This little piggy came to AFF
Family friendly, filled with real life triumphs and tumbles, and oh so tasty nibbles. Rachel Teagle showcases her experiences with livestock shows and prized pigs in Queen of Delicious Animals during the Atlanta Fringe Festival. Below, Rachel Teagle opens up about meeting her meals, life lessons, and truly enjoying the art of competition.
For show times, check out the AFF schedule!
Q. Your show, Queen of Delicious Animals, is a part of the Atlanta Fringe Festival. The show is based on your experiences as a child competitor in livestock shows. What can audiences look forward to in this show?
A. This is a story about blind ambition, soaring success, utter failure, and everything in between, sprinkled with some of most delicious bacon known to man. It’s an epic journey, one small child’s quest to be the best in her field, but the journey doesn’t end when the goal is reached. What happens when you get what you want? What do you do next? It’s a universal story but told in a very specific world, where people prize their guinea pigs above all else, and you live and die by those big blue ribbons. Audiences can look forward to lots of embarrassing Rachel stories, learning a lot they didn’t necessarily need to know about animals, and a well constructed Moulin Rouge manure joke.
Q. You hit on this in the show, the idea of success, failure and what it all really means in the end, but how did your past influence your daring show[wo]manship in the present?
A. The biggest lesson I learned was not to be afraid of failure. I was lucky in that I had a lot of success when I was very young, and then had to go on with my life and find something new to work towards. What I learned was that I like competing more than I like winning. I’d rather lose at something challenging that I tried my hardest at than get a meaningless award I didn’t work very hard for. I definitely think that’s emboldened me as a performer and altered my perspective of success and failure.
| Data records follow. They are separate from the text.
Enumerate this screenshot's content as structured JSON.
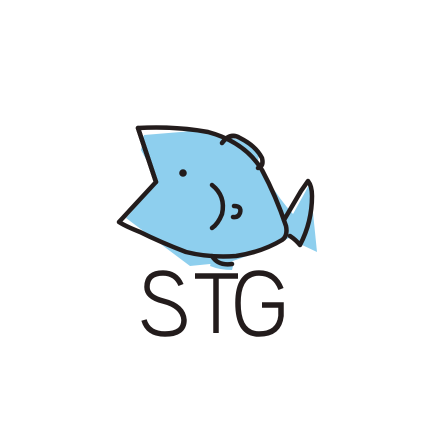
{
  "logo": {
    "wordmark": "STG",
    "icon": "fish-icon",
    "colors": {
      "background": "#ffffff",
      "fish_fill": "#8ecfee",
      "outline": "#231c1c"
    }
  }
}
Making theater is immensely difficult, and you never know how things are going to land. People fail every day, but if you don’t keep trying, you’ll never be successful.
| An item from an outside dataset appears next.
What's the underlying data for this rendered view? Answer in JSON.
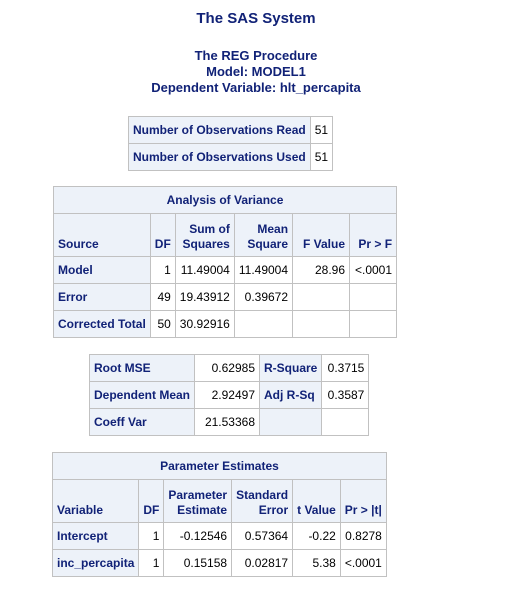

Q. Was there ever any guilt about consuming your prize animals?
A. Yes, at first. The first time I had met my food before it arrived on my plate was very emotionally jarring. But in the end, it’s no different than where meat normally comes from. If I was okay eating mystery pork, I should be okay with eating this pork. Plus, I knew that this animal had been happy. He’d been healthy and well taken care of and lived in nice conditions and got plenty of exercise and socialization. I had made sure this animal had a good life for the time I cared for it, and while it is still strange to then turn around and eat them, you know this is the deal going in. And farm-raised happy 4H bacon tastes infinitely better than store bacon. It’s in a whole different league.
Q. What sets your show apart from some of the other AFF productions?
A. I think this is a really easy show to enjoy. It’s a good story told well, and it’s fun. It’s also one of a small handful of Family friendly shows in this year, so it’s one that you can bring anyone to, grandmothers, kids, even vegetarians get a respectful disclaimer before we get into the animal-eating section.
Q. Do you ever miss those little piggies?
A. Sometimes. I don’t miss getting up in the wee hours of the morning to shovel manure, and I don’t miss cloven-hoof bruises across my feet, but chasing after pigs and cows and sheep was a marvelous way to spend my childhood. And makes for a good story.